In August of 2015 the FDA approved ORBERA, and since that time Apollo has trained over 600 US physicians and their practices on the use of ORBERA."
He also went on to talk about Apollo's OverStitch Endoscopic Suturing System which readers can read by clicking on the SEC filing link above.
In addition to the $68 million in existing revenue (mostly Lap-Band sales from what we can tell), how much is ORBERA worth going forward? This novel, less invasive, FDA-approved device for weight loss sounds like it could finally be the solution the market has been waiting for. 230,000 patients have already been implanted with ORBERA with over 230 peer reviewed publications on its safety and effectiveness.
Here is an article on ORBERA from July on a bariatric industry website. Key findings of the ORBERA post-approval study included:
- At month six, the Orbera group achieved a mean of 38.4 percent Excess Weight Loss (EWL).
- Mean Total Body Weight Loss (TBWL) at six months was 10.2 percent for the treatment group compared to 3.3 percent TBWL for the control group.
- The Orbera group lost 3.1 times as much weight as the control group at six months.
- The Orbera group also lost significantly more weight than the control group over the course of the study, and was able to maintain significant weight loss through month 12, six months after removal of the device.

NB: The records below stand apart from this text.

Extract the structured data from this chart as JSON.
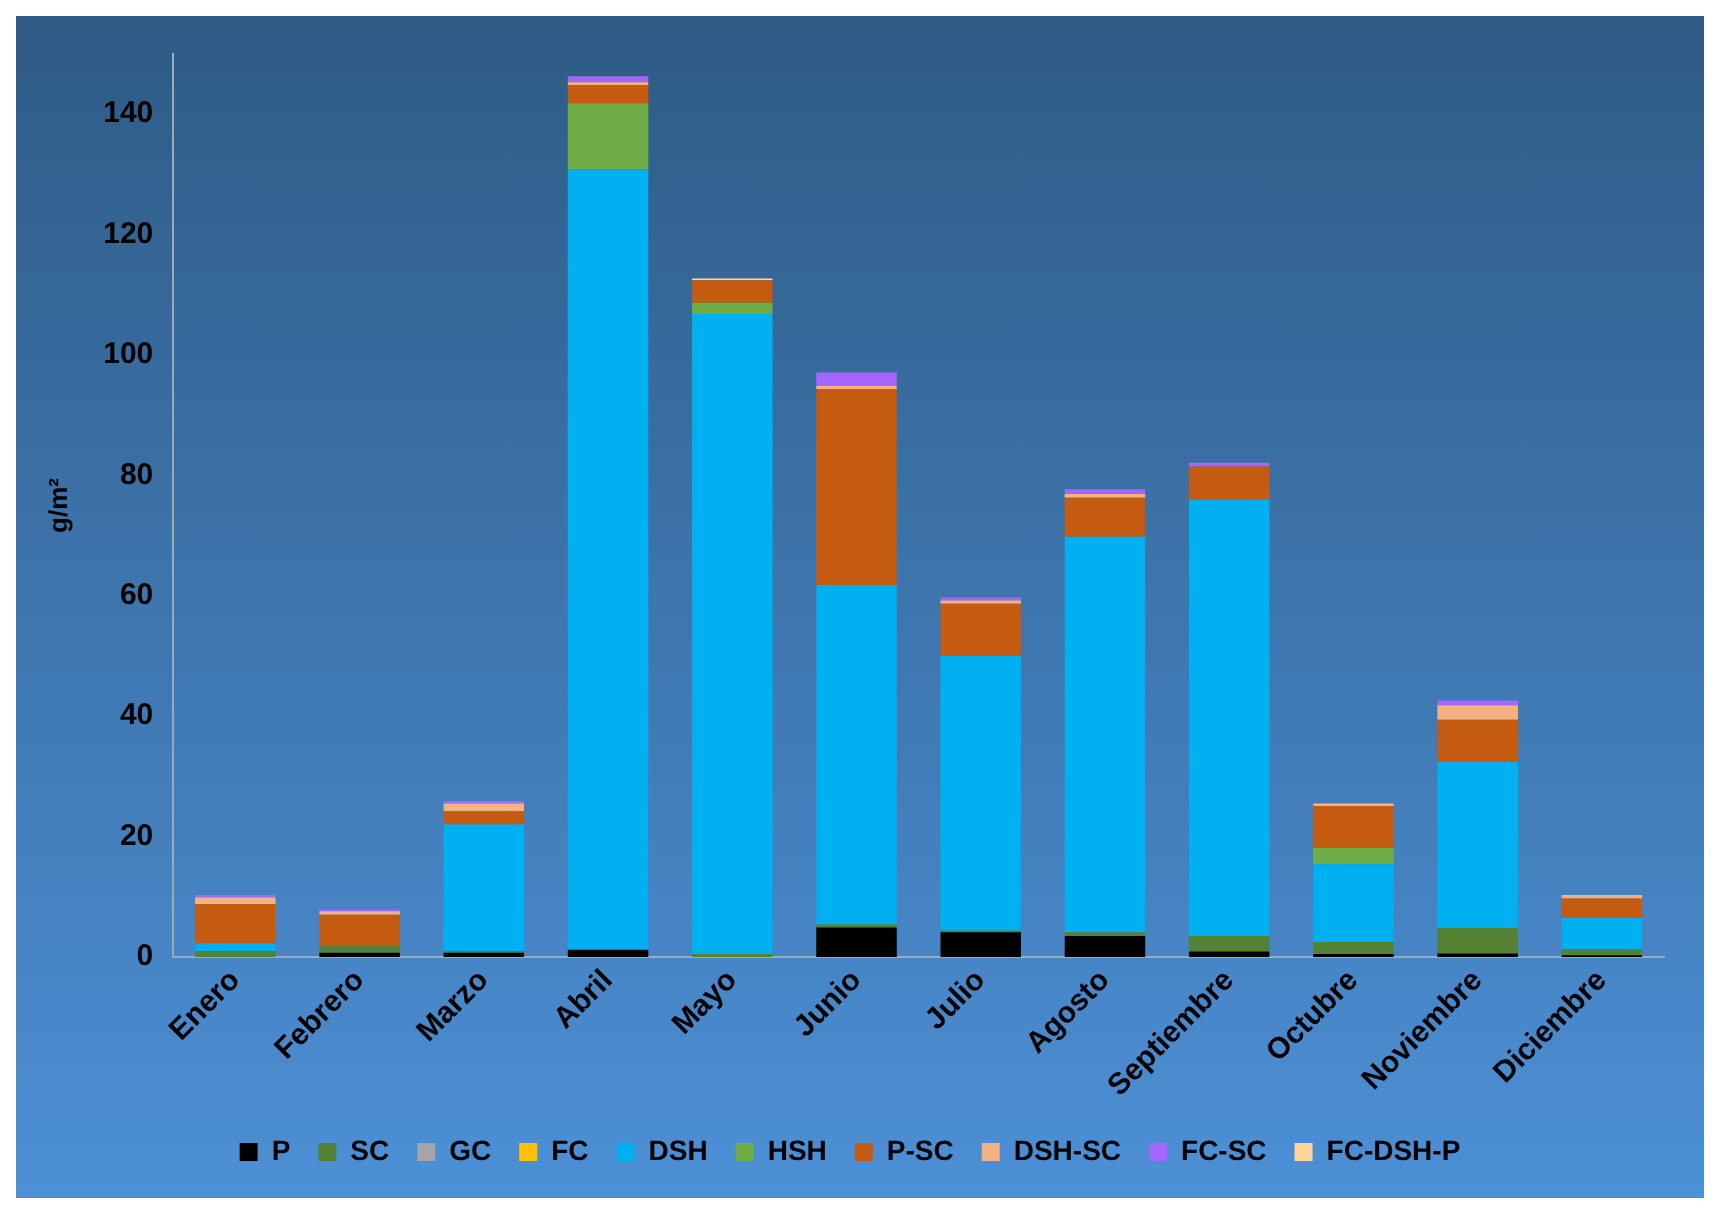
{
  "chart_data": {
    "type": "bar",
    "stacked": true,
    "ylabel": "g/m²",
    "categories": [
      "Enero",
      "Febrero",
      "Marzo",
      "Abril",
      "Mayo",
      "Junio",
      "Julio",
      "Agosto",
      "Septiembre",
      "Octubre",
      "Noviembre",
      "Diciembre"
    ],
    "series": [
      {
        "name": "P",
        "color": "#000000",
        "values": [
          0,
          0.7,
          0.7,
          1.2,
          0,
          4.9,
          4.1,
          3.5,
          0.9,
          0.5,
          0.6,
          0.3
        ]
      },
      {
        "name": "SC",
        "color": "#548235",
        "values": [
          1,
          1.2,
          0.3,
          0,
          0.5,
          0.5,
          0.3,
          0.6,
          2.6,
          2,
          4.2,
          1
        ]
      },
      {
        "name": "GC",
        "color": "#a5a5a5",
        "values": [
          0,
          0,
          0,
          0,
          0,
          0,
          0,
          0,
          0,
          0,
          0,
          0
        ]
      },
      {
        "name": "FC",
        "color": "#ffc000",
        "values": [
          0,
          0,
          0,
          0,
          0,
          0,
          0,
          0,
          0,
          0,
          0,
          0
        ]
      },
      {
        "name": "DSH",
        "color": "#00b0f0",
        "values": [
          1.3,
          0,
          21,
          129.6,
          106.3,
          56.4,
          45.6,
          65.7,
          72.5,
          12.9,
          27.6,
          5.2
        ]
      },
      {
        "name": "HSH",
        "color": "#70ad47",
        "values": [
          0,
          0,
          0,
          11,
          1.9,
          0,
          0,
          0,
          0,
          2.7,
          0,
          0
        ]
      },
      {
        "name": "P-SC",
        "color": "#c55a11",
        "values": [
          6.5,
          5.1,
          2.2,
          3,
          3.7,
          32.5,
          8.7,
          6.5,
          5.5,
          7,
          7,
          3.2
        ]
      },
      {
        "name": "DSH-SC",
        "color": "#f4b183",
        "values": [
          1.1,
          0.6,
          1.3,
          0.5,
          0,
          0.6,
          0.5,
          0.6,
          0,
          0.4,
          2.4,
          0.6
        ]
      },
      {
        "name": "FC-SC",
        "color": "#a366ff",
        "values": [
          0.4,
          0.3,
          0.4,
          1,
          0,
          2.2,
          0.5,
          0.8,
          0.6,
          0,
          0.8,
          0
        ]
      },
      {
        "name": "FC-DSH-P",
        "color": "#ffd699",
        "values": [
          0,
          0,
          0,
          0,
          0.3,
          0,
          0,
          0,
          0,
          0,
          0,
          0
        ]
      }
    ],
    "ylim": [
      0,
      150
    ],
    "yticks": [
      0,
      20,
      40,
      60,
      80,
      100,
      120,
      140
    ],
    "grid": false,
    "legend": "bottom"
  }
}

Given the source and that Apollo was a private company at this time, we can be assured that the article has been written with patient and obesity medical industry concerns at the forefront, not a press release to try to pump a stock price like we see so often with NASDAQ-listed biotech companies. Reading this article gives us great confidence in the product portfolio of weight loss devices that will come to be owned under the LPTN/Apollo umbrella once the deal is complete.

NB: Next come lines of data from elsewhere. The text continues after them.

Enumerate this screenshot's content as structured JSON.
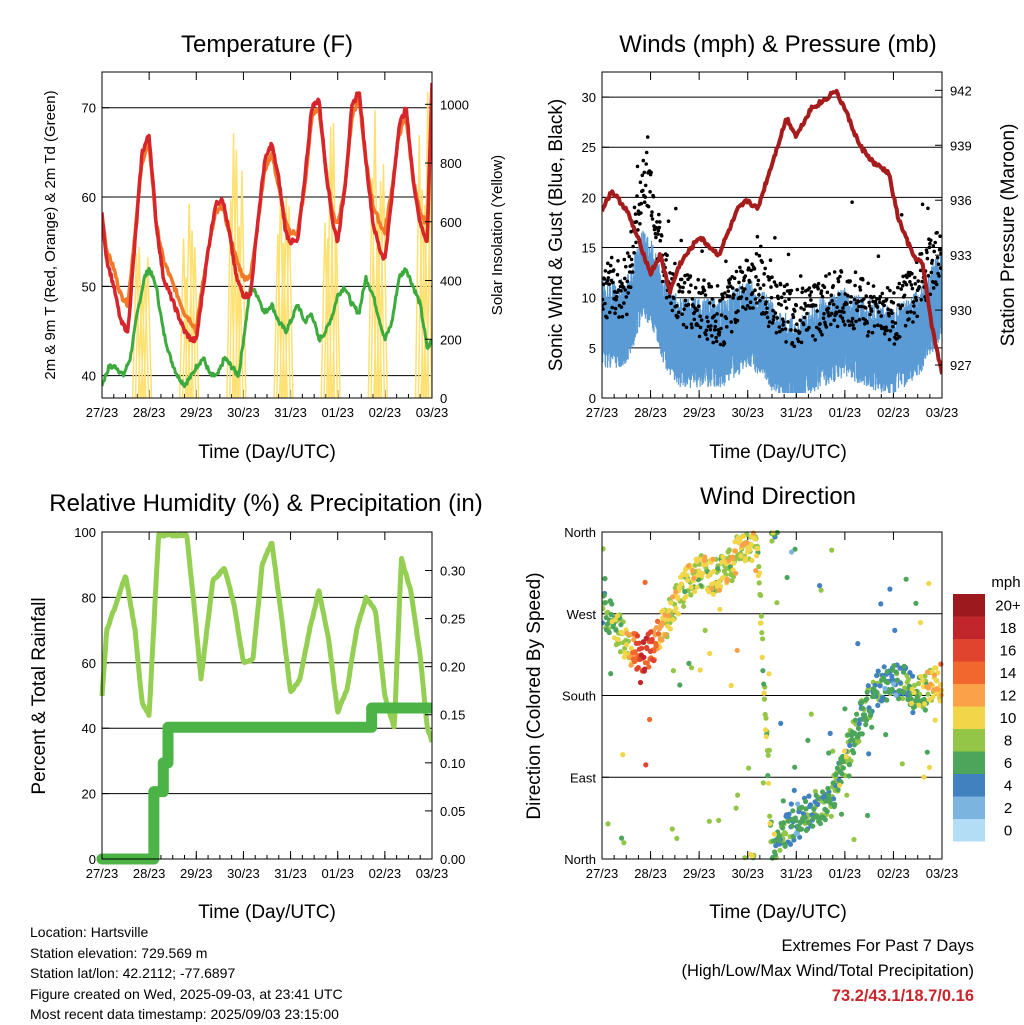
{
  "chart_data": [
    {
      "type": "line",
      "title": "Temperature (F)",
      "xlabel": "Time (Day/UTC)",
      "ylabel": "2m & 9m T (Red, Orange) & 2m Td (Green)",
      "y2label": "Solar Insolation (Yellow)",
      "x_ticks": [
        "27/23",
        "28/23",
        "29/23",
        "30/23",
        "31/23",
        "01/23",
        "02/23",
        "03/23"
      ],
      "y_ticks": [
        40,
        50,
        60,
        70
      ],
      "y2_ticks": [
        0,
        200,
        400,
        600,
        800,
        1000
      ],
      "ylim": [
        37.5,
        74
      ],
      "y2lim": [
        0,
        1110
      ],
      "grid": true,
      "colors": {
        "t2m": "#d7262b",
        "t9m": "#f07a2a",
        "td": "#3caa3c",
        "solar": "#ffe070"
      },
      "series": [
        {
          "key": "t2m",
          "x": [
            0,
            0.1,
            0.25,
            0.4,
            0.55,
            0.7,
            0.85,
            1.0,
            1.15,
            1.3,
            1.45,
            1.6,
            1.75,
            1.9,
            2.0,
            2.1,
            2.25,
            2.4,
            2.55,
            2.7,
            2.85,
            3.0,
            3.15,
            3.3,
            3.45,
            3.6,
            3.75,
            3.9,
            4.0,
            4.15,
            4.3,
            4.45,
            4.6,
            4.75,
            4.9,
            5.0,
            5.15,
            5.3,
            5.45,
            5.6,
            5.75,
            5.9,
            6.0,
            6.15,
            6.3,
            6.45,
            6.6,
            6.75,
            6.9,
            7.0
          ],
          "values": [
            58,
            53,
            50,
            46,
            45,
            55,
            65,
            67,
            57,
            51,
            49,
            47,
            45,
            44,
            44,
            48,
            54,
            59,
            60,
            56,
            51,
            49,
            49,
            57,
            64,
            66,
            62,
            56,
            55,
            55,
            62,
            70,
            71,
            63,
            57,
            55,
            61,
            70,
            72,
            64,
            57,
            54,
            53,
            60,
            68,
            70,
            62,
            57,
            55,
            73
          ]
        },
        {
          "key": "t9m",
          "x": [
            0,
            0.1,
            0.25,
            0.4,
            0.55,
            0.7,
            0.85,
            1.0,
            1.15,
            1.3,
            1.45,
            1.6,
            1.75,
            1.9,
            2.0,
            2.1,
            2.25,
            2.4,
            2.55,
            2.7,
            2.85,
            3.0,
            3.15,
            3.3,
            3.45,
            3.6,
            3.75,
            3.9,
            4.0,
            4.15,
            4.3,
            4.45,
            4.6,
            4.75,
            4.9,
            5.0,
            5.15,
            5.3,
            5.45,
            5.6,
            5.75,
            5.9,
            6.0,
            6.15,
            6.3,
            6.45,
            6.6,
            6.75,
            6.9,
            7.0
          ],
          "values": [
            58,
            54,
            52,
            49,
            48,
            56,
            64,
            66,
            57,
            53,
            51,
            49,
            47,
            46,
            45,
            49,
            54,
            58,
            59,
            56,
            53,
            51,
            51,
            57,
            63,
            65,
            61,
            57,
            56,
            56,
            61,
            69,
            70,
            63,
            58,
            57,
            61,
            69,
            71,
            64,
            59,
            57,
            56,
            61,
            67,
            69,
            62,
            58,
            57,
            72
          ]
        },
        {
          "key": "td",
          "x": [
            0,
            0.15,
            0.3,
            0.45,
            0.6,
            0.75,
            0.9,
            1.0,
            1.15,
            1.3,
            1.45,
            1.6,
            1.75,
            1.9,
            2.0,
            2.15,
            2.3,
            2.45,
            2.6,
            2.75,
            2.9,
            3.0,
            3.15,
            3.3,
            3.45,
            3.6,
            3.75,
            3.9,
            4.0,
            4.15,
            4.3,
            4.45,
            4.6,
            4.75,
            4.9,
            5.0,
            5.15,
            5.3,
            5.45,
            5.6,
            5.75,
            5.9,
            6.0,
            6.15,
            6.3,
            6.45,
            6.6,
            6.75,
            6.9,
            7.0
          ],
          "values": [
            39,
            41,
            41,
            40,
            42,
            47,
            51,
            52,
            50,
            45,
            42,
            40,
            39,
            40,
            41,
            42,
            40,
            40,
            42,
            41,
            40,
            44,
            50,
            49,
            47,
            48,
            46,
            45,
            46,
            48,
            46,
            47,
            44,
            45,
            47,
            49,
            50,
            48,
            47,
            51,
            49,
            46,
            44,
            46,
            51,
            52,
            50,
            48,
            43,
            44
          ]
        }
      ],
      "solar_peaks": [
        {
          "day": 0.85,
          "value": 640
        },
        {
          "day": 1.85,
          "value": 700
        },
        {
          "day": 2.85,
          "value": 1000
        },
        {
          "day": 3.85,
          "value": 850
        },
        {
          "day": 4.85,
          "value": 950
        },
        {
          "day": 5.85,
          "value": 1000
        },
        {
          "day": 6.85,
          "value": 1050
        }
      ]
    },
    {
      "type": "scatter",
      "title": "Winds (mph) & Pressure (mb)",
      "xlabel": "Time (Day/UTC)",
      "ylabel": "Sonic Wind & Gust (Blue, Black)",
      "y2label": "Station Pressure (Maroon)",
      "x_ticks": [
        "27/23",
        "28/23",
        "29/23",
        "30/23",
        "31/23",
        "01/23",
        "02/23",
        "03/23"
      ],
      "y_ticks": [
        0,
        5,
        10,
        15,
        20,
        25,
        30
      ],
      "y2_ticks": [
        927,
        930,
        933,
        936,
        939,
        942
      ],
      "ylim": [
        0,
        32.5
      ],
      "y2lim": [
        925.2,
        943
      ],
      "grid": true,
      "colors": {
        "wind": "#5b9bd5",
        "gust": "#000000",
        "pressure": "#a61c1c"
      },
      "wind_profile": {
        "x": [
          0,
          0.5,
          0.85,
          1.0,
          1.3,
          1.6,
          2.0,
          2.5,
          3.0,
          3.3,
          3.6,
          4.0,
          4.5,
          5.0,
          5.5,
          6.0,
          6.5,
          7.0
        ],
        "values": [
          8,
          8,
          13,
          12,
          8,
          6,
          6,
          6,
          8,
          7,
          5,
          4,
          6,
          7,
          6,
          5,
          7,
          11
        ]
      },
      "gust_profile": {
        "x": [
          0,
          0.5,
          0.85,
          1.0,
          1.3,
          1.6,
          2.0,
          2.5,
          3.0,
          3.3,
          3.6,
          4.0,
          4.5,
          5.0,
          5.5,
          6.0,
          6.5,
          7.0
        ],
        "values": [
          11,
          11,
          22,
          21,
          12,
          10,
          9,
          8,
          12,
          11,
          9,
          8,
          9,
          10,
          9,
          8,
          11,
          15
        ]
      },
      "pressure": {
        "x": [
          0,
          0.2,
          0.5,
          0.8,
          1.0,
          1.2,
          1.4,
          1.6,
          2.0,
          2.4,
          2.8,
          3.0,
          3.2,
          3.5,
          3.8,
          4.0,
          4.3,
          4.6,
          4.8,
          5.0,
          5.3,
          5.6,
          5.9,
          6.1,
          6.4,
          6.6,
          6.8,
          7.0
        ],
        "values": [
          935.5,
          936.5,
          935.5,
          933.5,
          932,
          933,
          931,
          932.5,
          934,
          933,
          935.5,
          936,
          935.5,
          938,
          940.5,
          939.5,
          941,
          941.5,
          942,
          941,
          939,
          938,
          937.5,
          935,
          933,
          932.5,
          929,
          926.5
        ]
      },
      "sample_count": 1400
    },
    {
      "type": "line",
      "title": "Relative Humidity (%) & Precipitation (in)",
      "xlabel": "Time (Day/UTC)",
      "ylabel": "Percent & Total Rainfall",
      "x_ticks": [
        "27/23",
        "28/23",
        "29/23",
        "30/23",
        "31/23",
        "01/23",
        "02/23",
        "03/23"
      ],
      "y_ticks": [
        0,
        20,
        40,
        60,
        80,
        100
      ],
      "y2_ticks": [
        "0.00",
        "0.05",
        "0.10",
        "0.15",
        "0.20",
        "0.25",
        "0.30"
      ],
      "ylim": [
        0,
        100
      ],
      "y2lim": [
        0,
        0.34
      ],
      "grid": true,
      "colors": {
        "rh": "#94cf53",
        "precip": "#4cb446"
      },
      "series": [
        {
          "key": "rh",
          "x": [
            0,
            0.1,
            0.3,
            0.5,
            0.7,
            0.85,
            1.0,
            1.2,
            1.35,
            1.6,
            1.8,
            1.95,
            2.1,
            2.35,
            2.6,
            2.8,
            3.0,
            3.2,
            3.4,
            3.6,
            3.8,
            4.0,
            4.2,
            4.4,
            4.6,
            4.8,
            5.0,
            5.2,
            5.4,
            5.6,
            5.8,
            6.0,
            6.2,
            6.35,
            6.55,
            6.75,
            6.9,
            7.0
          ],
          "values": [
            50,
            70,
            78,
            87,
            70,
            48,
            44,
            99,
            99,
            99,
            99,
            78,
            55,
            85,
            89,
            78,
            60,
            61,
            90,
            97,
            75,
            51,
            55,
            70,
            82,
            68,
            45,
            52,
            70,
            80,
            76,
            50,
            40,
            92,
            82,
            62,
            40,
            36
          ]
        },
        {
          "key": "precip",
          "x": [
            0,
            1.05,
            1.1,
            1.2,
            1.3,
            1.4,
            5.7,
            5.72,
            7.0
          ],
          "values": [
            0.0,
            0.0,
            0.07,
            0.07,
            0.1,
            0.137,
            0.137,
            0.157,
            0.157
          ]
        }
      ]
    },
    {
      "type": "scatter",
      "title": "Wind Direction",
      "xlabel": "Time (Day/UTC)",
      "ylabel": "Direction (Colored By Speed)",
      "x_ticks": [
        "27/23",
        "28/23",
        "29/23",
        "30/23",
        "31/23",
        "01/23",
        "02/23",
        "03/23"
      ],
      "y_ticks": [
        "North",
        "East",
        "South",
        "West",
        "North"
      ],
      "y_tick_values": [
        0,
        90,
        180,
        270,
        360
      ],
      "ylim": [
        0,
        360
      ],
      "grid": true,
      "colorbar": {
        "title": "mph",
        "labels": [
          "20+",
          "18",
          "16",
          "14",
          "12",
          "10",
          "8",
          "6",
          "4",
          "2",
          "0"
        ],
        "colors": [
          "#9c1a1e",
          "#c0262b",
          "#e0442e",
          "#f1672e",
          "#fba14a",
          "#f2d64a",
          "#93c546",
          "#4ca55b",
          "#4181c0",
          "#7cb4e0",
          "#b3dcf5"
        ]
      },
      "direction_profile": {
        "x": [
          0,
          0.3,
          0.6,
          0.9,
          1.1,
          1.4,
          1.7,
          2.0,
          2.3,
          2.6,
          2.9,
          3.2,
          3.5,
          3.8,
          4.1,
          4.4,
          4.7,
          5.0,
          5.3,
          5.6,
          6.0,
          6.3,
          6.6,
          6.9,
          7.0
        ],
        "values": [
          280,
          255,
          230,
          225,
          240,
          270,
          300,
          315,
          310,
          320,
          345,
          350,
          5,
          30,
          45,
          55,
          60,
          110,
          150,
          185,
          200,
          190,
          180,
          200,
          175
        ]
      },
      "speed_profile": {
        "x": [
          0,
          0.5,
          0.8,
          1.0,
          1.3,
          1.6,
          2.0,
          2.5,
          3.0,
          3.5,
          4.0,
          4.5,
          5.0,
          5.5,
          6.0,
          6.5,
          7.0
        ],
        "values": [
          7,
          9,
          16,
          15,
          10,
          9,
          9,
          9,
          10,
          7,
          5,
          6,
          7,
          6,
          5,
          8,
          11
        ]
      },
      "sample_count": 900
    }
  ],
  "info": {
    "location": "Location: Hartsville",
    "elevation": "Station elevation: 729.569 m",
    "latlon": "Station lat/lon: 42.2112; -77.6897",
    "created": "Figure created on Wed, 2025-09-03, at 23:41 UTC",
    "recent": "Most recent data timestamp: 2025/09/03 23:15:00"
  },
  "extremes": {
    "title": "Extremes For Past 7 Days",
    "subtitle": "(High/Low/Max Wind/Total Precipitation)",
    "values": "73.2/43.1/18.7/0.16"
  }
}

8. LPTN has $34.5 million in deferred tax assets:
This merger will result in a change in control which may make it difficult for Apollo to capitalize on LPTN's past losses. But according to LPTN's 2015 annual report, the company has $34.5 million in deferred tax assets currently offset by a valuation allowance stemming from federal and California net operating loss carryforwards of approximately $82 million and $74 million, respectively. If Apollo can find a way around the change of control issue, it can take advantage of these losses and not pay taxes on profitable operations for the first few years, assuming it attains consistent profitability.
For those who are reading about LPTN for the first time, we suggest that you read our previous two reports on this deal:
http://nasdaqnewsreports.blogspot.com/2016/09/lptn-better-merger-agreement-than-stem.html
http://nasdaqnewsreports.blogspot.com/2016/09/lptn-could-double-at-any-moment.html
As well as the company press release:
http://nasdaqnewsreports.blogspot.com/2016/09/apollo-endosurgery-and-lpath-sign.html
To ensure that you have full understanding of this deal. The next step is for the company to release an S4. On the conference call Todd Newton stated it will be available in the next few days and that was a week ago, so we should be expecting it at any time now.

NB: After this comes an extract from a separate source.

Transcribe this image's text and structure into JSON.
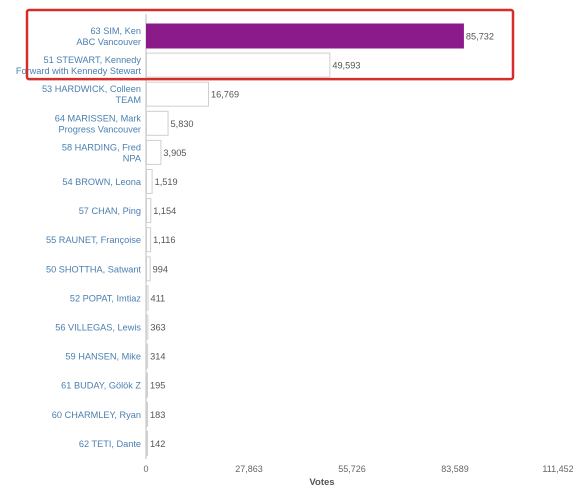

With these 8 reasons - strong chart, small float, short squeeze potential, undervalued relative to a peer, $29 million in venture capital fund commitments, strong leadership, a diverse and prospective weight loss device portfolio and possibility to capitalize on substantial deferred tax assets - LPTN is looking like a very strong play with huge upside potential.
We do not get paid for our recommendations and participate in all of them.